# Where to live in Al Reem island?



## ehodjat

Hello everyone,
We’ll move to Abu Dhabi around April and as my husband’s office is in Al Reem island, we are considering to rent a flat in that area (I’d never been in Abu Dhabi but traveled quite a lot to Dubai).
The following towers have been advised to us:
- Sky Tower
- Sun Tower
- Gate Tower
- Arc Tower

I appreciate any feedback about these towers. Also I am open to any suggestions about other places in Al Reem Island or other location in Abu Dhabi.

Thanks 
Elham


----------



## rsinner

ehodjat said:


> Hello everyone,
> We’ll move to Abu Dhabi around April and as my husband’s office is in Al Reem island, we are considering to rent a flat in that area (I’d never been in Abu Dhabi but traveled quite a lot to Dubai).
> The following towers have been advised to us:
> - Sky Tower
> - Sun Tower
> - Gate Tower
> - Arc Tower
> 
> I appreciate any feedback about these towers. Also I am open to any suggestions about other places in Al Reem Island or other location in Abu Dhabi.
> 
> Thanks
> Elham


His office is probably going to be in Sun Tower (in which case live in any of the towers you listed - all are fine) or in Tamouh Tower - in which case you could live in Marina Square (I recommend buildings 11,12,13).


----------



## ehodjat

Thank you so much


----------



## isicman

Gate towers/Arc have the best facilities but you can't open the windows in Gate. Some Arc apartments have balconies. 3 pools, squash, billiard, tennis, table tennis, basketball, kids playground, many gyms one of them for ladies only. Parking is generally limited to 1 car for apartments up to 2BR. Renting 1 more parking spot is around 6000aed per year.
Sun and Sky have the Boutik mall in the podium with a supermarket and some restaurants. You can open windows there. Facilities are quite good with a 50m swimming pool and jacuzzis, squash, tennis, basketball, a ladies only gym too.
If the office is in Sun tower, there is limited parking for office staff. Any of the locations you mentioned are walking distance from it.
The other office tower is Addax/C1 tower which is not far away.
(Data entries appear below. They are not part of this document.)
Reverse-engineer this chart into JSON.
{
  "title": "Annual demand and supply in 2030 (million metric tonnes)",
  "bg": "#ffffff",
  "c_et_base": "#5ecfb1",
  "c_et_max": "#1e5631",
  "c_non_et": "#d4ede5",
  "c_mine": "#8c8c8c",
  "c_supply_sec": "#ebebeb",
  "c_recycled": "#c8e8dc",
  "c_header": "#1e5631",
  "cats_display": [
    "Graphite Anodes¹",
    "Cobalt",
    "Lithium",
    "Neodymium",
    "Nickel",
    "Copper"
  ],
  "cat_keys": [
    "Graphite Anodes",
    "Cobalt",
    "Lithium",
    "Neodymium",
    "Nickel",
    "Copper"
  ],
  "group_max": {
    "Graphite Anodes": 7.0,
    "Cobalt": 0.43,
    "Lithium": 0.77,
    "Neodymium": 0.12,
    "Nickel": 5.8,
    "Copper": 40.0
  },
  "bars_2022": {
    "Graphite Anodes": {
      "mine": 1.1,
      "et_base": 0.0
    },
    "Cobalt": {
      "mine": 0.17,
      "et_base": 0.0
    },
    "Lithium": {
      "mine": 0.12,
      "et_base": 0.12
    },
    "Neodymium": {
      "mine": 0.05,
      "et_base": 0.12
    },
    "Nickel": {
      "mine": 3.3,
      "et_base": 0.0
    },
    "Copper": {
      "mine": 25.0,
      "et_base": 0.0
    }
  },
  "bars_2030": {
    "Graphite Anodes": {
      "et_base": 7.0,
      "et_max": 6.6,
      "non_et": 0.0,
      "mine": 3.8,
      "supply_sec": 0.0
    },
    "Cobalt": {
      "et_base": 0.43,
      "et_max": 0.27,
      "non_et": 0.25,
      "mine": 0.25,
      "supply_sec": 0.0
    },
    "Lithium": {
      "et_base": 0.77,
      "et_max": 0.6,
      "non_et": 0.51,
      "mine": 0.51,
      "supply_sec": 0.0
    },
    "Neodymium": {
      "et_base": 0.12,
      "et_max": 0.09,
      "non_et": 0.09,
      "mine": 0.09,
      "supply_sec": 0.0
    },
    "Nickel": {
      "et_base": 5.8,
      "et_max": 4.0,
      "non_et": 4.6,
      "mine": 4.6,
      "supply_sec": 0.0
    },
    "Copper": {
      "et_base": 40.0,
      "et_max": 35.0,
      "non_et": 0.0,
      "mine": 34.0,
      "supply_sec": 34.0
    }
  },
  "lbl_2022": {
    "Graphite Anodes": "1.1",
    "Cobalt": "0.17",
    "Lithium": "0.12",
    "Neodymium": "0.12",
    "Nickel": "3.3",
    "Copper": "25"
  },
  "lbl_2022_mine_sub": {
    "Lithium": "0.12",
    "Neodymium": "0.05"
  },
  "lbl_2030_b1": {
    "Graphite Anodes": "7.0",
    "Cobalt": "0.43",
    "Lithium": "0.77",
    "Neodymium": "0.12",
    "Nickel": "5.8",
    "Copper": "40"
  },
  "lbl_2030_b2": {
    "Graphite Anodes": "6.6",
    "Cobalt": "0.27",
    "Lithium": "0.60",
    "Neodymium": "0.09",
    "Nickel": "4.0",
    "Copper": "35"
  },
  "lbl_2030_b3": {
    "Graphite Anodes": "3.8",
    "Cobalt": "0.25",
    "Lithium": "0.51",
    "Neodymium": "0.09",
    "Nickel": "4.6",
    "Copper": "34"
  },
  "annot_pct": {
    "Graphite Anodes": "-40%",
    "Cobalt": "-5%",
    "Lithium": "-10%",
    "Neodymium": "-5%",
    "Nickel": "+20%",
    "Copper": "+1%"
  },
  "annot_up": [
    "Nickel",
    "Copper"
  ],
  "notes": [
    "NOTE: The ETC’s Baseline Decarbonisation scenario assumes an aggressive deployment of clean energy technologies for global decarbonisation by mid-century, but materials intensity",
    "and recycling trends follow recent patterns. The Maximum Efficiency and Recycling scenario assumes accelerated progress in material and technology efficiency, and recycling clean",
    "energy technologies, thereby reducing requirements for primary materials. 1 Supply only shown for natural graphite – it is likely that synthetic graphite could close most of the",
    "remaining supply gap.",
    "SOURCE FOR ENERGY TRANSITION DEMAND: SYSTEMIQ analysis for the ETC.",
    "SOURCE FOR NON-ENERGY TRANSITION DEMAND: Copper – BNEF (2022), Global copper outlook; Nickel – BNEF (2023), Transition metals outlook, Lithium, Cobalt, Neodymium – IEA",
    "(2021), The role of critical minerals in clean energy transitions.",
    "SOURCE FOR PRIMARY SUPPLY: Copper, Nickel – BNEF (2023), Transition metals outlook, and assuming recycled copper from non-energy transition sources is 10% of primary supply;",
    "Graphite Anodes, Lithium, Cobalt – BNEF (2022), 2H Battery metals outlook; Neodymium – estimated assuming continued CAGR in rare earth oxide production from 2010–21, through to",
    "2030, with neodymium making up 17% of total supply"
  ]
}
Sent from my LG-H860 using Tapatalk


----------



## ehodjat

isicman said:


> Gate towers/Arc have the best facilities but you can't open the windows in Gate. Some Arc apartments have balconies. 3 pools, squash, billiard, tennis, table tennis, basketball, kids playground, many gyms one of them for ladies only. Parking is generally limited to 1 car for apartments up to 2BR. Renting 1 more parking spot is around 6000aed per year.
> Sun and Sky have the Boutik mall in the podium with a supermarket and some restaurants. You can open windows there. Facilities are quite good with a 50m swimming pool and jacuzzis, squash, tennis, basketball, a ladies only gym too.
> If the office is in Sun tower, there is limited parking for office staff. Any of the locations you mentioned are walking distance from it.
> The other office tower is Addax/C1 tower which is not far away.
> 
> Sent from my LG-H860 using Tapatalk


Thank you so much, it was very helpful


----------